3. The theme for this edition’s MAP will be “The Alternative Mobility”, what does the chosen theme reveal about what Viet Nam’s arts and cultural scene is like nowadays? How would you describe the local creative community? 

Nguyen Anh Tuan: "The Alternative Mobility" is a topic that I and Ingo Vetter, a fellow MAP artist, discussed and conceived together for the last two years. Ingo Vetter is a professor for sculpture at University for the Arts Bremen and responsible for the DLR (Deutsches Zentrum für Luft- und Raumfahrt /German Aerospace Center) - funded research project “Bremen goes Sustainable” and leads the subproject “Artistic perspectives on mobility”. 

To explore the dimensions of the theme, we decided to use the model of MAP to implement working groups both in Hanoi and Bremen. Curators and artists of MAP will develop different ideas based on their own perception and perspective, experience and artistic language to develop experimental art programmes, artworks or performances during the project period.

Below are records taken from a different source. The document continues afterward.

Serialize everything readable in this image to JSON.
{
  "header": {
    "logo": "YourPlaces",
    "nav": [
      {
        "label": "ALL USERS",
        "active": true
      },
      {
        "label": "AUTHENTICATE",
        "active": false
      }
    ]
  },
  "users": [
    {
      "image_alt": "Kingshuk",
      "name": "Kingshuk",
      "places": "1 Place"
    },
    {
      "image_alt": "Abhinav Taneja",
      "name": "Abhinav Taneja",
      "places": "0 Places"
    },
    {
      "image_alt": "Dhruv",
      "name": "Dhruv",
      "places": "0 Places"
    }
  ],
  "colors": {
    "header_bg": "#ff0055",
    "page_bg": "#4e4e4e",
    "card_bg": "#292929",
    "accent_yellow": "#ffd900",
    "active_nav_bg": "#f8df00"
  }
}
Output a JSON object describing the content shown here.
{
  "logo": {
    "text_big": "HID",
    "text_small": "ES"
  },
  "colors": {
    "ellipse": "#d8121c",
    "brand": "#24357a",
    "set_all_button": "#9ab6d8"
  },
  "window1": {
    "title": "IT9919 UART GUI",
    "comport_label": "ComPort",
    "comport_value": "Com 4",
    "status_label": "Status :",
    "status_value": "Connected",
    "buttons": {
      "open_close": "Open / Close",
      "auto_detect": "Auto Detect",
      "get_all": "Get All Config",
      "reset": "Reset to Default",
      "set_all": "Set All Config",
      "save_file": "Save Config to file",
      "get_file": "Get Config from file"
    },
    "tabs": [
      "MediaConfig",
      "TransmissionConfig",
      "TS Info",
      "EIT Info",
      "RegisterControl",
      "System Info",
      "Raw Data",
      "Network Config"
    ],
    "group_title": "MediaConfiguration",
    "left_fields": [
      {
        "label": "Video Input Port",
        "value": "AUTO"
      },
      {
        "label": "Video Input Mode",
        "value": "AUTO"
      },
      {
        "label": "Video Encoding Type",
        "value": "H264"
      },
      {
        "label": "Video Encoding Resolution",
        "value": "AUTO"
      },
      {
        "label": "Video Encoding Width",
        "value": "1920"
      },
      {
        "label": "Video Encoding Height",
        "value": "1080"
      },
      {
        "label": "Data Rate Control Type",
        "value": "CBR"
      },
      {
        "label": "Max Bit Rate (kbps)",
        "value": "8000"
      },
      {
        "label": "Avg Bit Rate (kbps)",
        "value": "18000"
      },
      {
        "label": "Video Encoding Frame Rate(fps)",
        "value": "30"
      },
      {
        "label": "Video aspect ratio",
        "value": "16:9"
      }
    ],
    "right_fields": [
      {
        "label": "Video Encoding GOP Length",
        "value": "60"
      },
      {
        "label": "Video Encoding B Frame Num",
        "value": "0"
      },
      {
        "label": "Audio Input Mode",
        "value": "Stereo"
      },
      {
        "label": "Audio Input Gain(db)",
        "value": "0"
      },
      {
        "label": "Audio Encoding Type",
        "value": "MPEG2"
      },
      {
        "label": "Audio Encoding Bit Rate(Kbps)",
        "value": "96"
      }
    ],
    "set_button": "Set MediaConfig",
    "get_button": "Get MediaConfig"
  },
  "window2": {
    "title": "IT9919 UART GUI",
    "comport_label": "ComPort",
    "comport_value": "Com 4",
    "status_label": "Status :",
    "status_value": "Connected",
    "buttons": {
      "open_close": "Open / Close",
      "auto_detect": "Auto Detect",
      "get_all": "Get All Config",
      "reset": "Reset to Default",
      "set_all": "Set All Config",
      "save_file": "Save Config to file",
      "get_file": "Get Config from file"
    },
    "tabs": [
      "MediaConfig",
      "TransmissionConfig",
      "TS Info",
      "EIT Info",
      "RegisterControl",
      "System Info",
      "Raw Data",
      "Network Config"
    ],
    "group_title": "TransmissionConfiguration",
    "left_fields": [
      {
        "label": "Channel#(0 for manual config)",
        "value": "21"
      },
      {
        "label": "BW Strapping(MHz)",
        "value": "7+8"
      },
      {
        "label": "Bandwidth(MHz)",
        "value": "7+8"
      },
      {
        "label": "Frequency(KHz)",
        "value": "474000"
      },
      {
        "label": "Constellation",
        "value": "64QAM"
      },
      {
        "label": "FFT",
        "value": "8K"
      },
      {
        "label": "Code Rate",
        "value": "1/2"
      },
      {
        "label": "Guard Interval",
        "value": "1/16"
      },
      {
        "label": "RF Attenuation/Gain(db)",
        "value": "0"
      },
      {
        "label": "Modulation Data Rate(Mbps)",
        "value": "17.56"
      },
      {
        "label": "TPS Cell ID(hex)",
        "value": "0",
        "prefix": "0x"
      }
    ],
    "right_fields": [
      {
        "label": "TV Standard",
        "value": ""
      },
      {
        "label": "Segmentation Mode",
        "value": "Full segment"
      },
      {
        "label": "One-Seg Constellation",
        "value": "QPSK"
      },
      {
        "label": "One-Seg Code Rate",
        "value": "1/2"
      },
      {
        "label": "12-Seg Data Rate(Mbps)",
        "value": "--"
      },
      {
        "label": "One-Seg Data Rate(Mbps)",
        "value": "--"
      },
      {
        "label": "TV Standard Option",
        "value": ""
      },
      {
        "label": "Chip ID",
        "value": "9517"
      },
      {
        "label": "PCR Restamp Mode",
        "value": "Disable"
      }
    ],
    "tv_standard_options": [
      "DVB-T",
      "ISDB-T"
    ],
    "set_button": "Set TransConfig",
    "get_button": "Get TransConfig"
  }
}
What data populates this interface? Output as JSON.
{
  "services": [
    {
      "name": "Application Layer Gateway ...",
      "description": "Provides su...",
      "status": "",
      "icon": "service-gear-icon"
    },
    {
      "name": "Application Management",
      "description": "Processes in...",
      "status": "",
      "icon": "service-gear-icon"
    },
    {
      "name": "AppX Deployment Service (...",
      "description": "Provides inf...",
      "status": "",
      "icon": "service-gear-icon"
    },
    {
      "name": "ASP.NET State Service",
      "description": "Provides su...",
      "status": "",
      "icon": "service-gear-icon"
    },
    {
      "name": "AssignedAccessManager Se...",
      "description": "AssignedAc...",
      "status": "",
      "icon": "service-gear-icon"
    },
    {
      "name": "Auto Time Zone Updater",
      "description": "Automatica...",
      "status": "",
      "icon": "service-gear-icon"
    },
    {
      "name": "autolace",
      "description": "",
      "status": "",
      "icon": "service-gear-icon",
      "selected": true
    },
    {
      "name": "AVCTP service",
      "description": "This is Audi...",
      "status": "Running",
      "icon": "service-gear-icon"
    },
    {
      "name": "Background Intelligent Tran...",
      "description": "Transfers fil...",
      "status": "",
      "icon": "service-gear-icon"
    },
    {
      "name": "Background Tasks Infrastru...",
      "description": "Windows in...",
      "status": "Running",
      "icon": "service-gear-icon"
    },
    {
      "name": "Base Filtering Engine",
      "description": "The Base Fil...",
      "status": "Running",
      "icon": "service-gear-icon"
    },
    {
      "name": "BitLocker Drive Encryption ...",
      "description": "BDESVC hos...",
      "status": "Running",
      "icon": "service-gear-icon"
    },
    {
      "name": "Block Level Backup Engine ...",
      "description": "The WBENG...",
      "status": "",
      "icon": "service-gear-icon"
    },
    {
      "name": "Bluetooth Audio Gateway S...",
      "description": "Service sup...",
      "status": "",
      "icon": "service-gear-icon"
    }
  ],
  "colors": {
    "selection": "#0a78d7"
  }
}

2. Young audience visiting the Month of Art Practice (MAP) contemporary art exhibition in 2021 © Heritage Space/MAP

Mobility is an essential aspect of urban life in Hanoi. Mobility in daily traffic is extremely rich and varied, with all kinds of private and public vehicles, motorised and human-powered. It is closely associated with livelihoods: walking street vendors selling food and necessities, bicycles, motorbikes transporting both guests and goods, cars, trucks and self-made vehicles, means of mass transportation and services such as cars, taxis, buses, trams, trains and even water transport. Few cities have streets with such an abundance of vehicles and modes of transportation. When the traffic system is like the blood vessel of the urban body, the abundance of motion forms circulates at the most optimal level, creating the vitality of the whole city. Hanoi is a city moving in every moment, every breath, and shaped by its different forms of mobility.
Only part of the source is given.